Steve purchased 32 CDs through an e-Bay auction last week.  Beethoven, Bruckner, Handel, Haydn and Schubert, mostly.  I think he’s trying to collect at least one recording of every Schubert piece…and there are more than 900 compositions cataloged.   Last night, he put on Beethoven’s first symphony when I got home from class.  I poured myself a glass of Cupcake Red Velvet and settled in under the blanket on the squishy couch with him.  Closing my eyes, I got an immediate visual memory of my father in his brown chair with the matching ottoman sitting next to the stereo cabinet, reading glasses and a glass of Kirigin Cellars Vino de Mocha in a wooden coaster beside him on the redwood burl table.   My mother is in the red rocking chair, knitting away on another warm pastel hat for a preemie at the hospital.  There’s a fire in the fireplace, and I imagine myself and Steve lying in front of it on the oriental rug.  We are all enjoying early Beethoven together, eyes closing in pleasure, warm and satisfied against the chill of a dark November.

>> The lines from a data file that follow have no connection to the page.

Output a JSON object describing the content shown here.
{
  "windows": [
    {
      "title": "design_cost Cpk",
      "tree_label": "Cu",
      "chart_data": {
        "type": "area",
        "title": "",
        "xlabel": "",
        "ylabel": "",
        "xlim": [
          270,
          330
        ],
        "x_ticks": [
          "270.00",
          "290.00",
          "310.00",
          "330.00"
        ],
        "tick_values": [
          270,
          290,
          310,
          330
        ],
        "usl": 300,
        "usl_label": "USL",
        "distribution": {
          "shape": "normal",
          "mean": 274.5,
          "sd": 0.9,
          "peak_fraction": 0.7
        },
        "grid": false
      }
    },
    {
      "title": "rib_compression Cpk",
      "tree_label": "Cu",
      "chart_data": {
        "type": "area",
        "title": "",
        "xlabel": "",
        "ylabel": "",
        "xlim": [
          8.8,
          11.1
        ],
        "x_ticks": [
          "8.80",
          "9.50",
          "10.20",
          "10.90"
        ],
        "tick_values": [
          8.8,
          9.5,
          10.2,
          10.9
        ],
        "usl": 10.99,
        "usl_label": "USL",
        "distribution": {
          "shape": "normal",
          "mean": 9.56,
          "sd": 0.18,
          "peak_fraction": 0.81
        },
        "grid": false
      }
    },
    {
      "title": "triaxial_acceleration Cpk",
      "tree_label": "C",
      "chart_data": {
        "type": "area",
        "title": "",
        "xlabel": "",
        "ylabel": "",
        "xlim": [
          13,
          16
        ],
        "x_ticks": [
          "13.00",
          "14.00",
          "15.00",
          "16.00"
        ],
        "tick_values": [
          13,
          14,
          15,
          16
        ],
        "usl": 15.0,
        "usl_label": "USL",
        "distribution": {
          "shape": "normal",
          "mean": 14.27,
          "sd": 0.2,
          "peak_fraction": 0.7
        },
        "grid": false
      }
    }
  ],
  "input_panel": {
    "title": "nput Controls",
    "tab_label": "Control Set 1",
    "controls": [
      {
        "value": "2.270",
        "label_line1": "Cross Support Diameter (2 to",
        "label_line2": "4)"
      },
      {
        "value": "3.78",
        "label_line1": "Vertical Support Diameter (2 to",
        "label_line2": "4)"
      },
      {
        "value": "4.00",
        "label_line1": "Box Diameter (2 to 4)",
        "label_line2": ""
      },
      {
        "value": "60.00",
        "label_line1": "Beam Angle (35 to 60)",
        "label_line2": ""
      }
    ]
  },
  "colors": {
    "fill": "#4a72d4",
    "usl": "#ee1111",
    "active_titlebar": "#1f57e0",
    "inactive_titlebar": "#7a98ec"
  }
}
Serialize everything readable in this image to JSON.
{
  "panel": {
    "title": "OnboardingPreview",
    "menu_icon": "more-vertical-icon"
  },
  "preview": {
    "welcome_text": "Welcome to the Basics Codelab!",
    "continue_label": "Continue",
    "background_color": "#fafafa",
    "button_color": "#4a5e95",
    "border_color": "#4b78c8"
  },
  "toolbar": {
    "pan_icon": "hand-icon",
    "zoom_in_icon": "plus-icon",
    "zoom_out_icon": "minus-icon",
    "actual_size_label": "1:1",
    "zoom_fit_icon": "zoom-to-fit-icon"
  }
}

I wish that this were possible.  I even imagine Jim lying on the tan sofa opposite the fireplace and wish I could picture Steve’s dad there as well.  It comforts me to think that music bringing us all together.  Music has been at the foundation of all of our lives in different ways.  My father and mother courted by going to concerts in college.  Jim’s mother, my mother-in-law, was a concert pianist.  Steve and his dad would listen to records in their den, shutting out all distractions.  My dad, Steve’s dad, and Jim are dead, but they seem to keep resonating music nevertheless.  We listen to music intently, we feel it and breathe it.  There is no TV in the room.  We haven’t got headphones or ear buds.  We let the music fill the space available.   In this way, we live with music and it nourishes us.  That is something we share in common, something sacred, I think.

Of course, there are other ways to relate and other kinds of music.  My kids and I crank up Beetles tunes and sing along or belt out show tunes together.   I’m introducing my youngest to opera now, and wondering how much they choose to listen to “Classical” music on their own.   I know that my oldest cherishes the music she sang with her father when they were in Chicago Master Singers together.  Now, she’s the lead vocalist in a punk band.

But it’s all good.  If we’d lived 150 years ago before recorded music was available, I’m sure we’d be picking up instruments and singing to ourselves all the live long day.  It’s impossible for me to imagine our life without music.  And something about the darkness of the season makes the music seem all the more life-giving.

So, I think I’ll turn off this computer and go downstairs where Steve is playing his CDs.  I’m as thankful for this abundance as I am for food.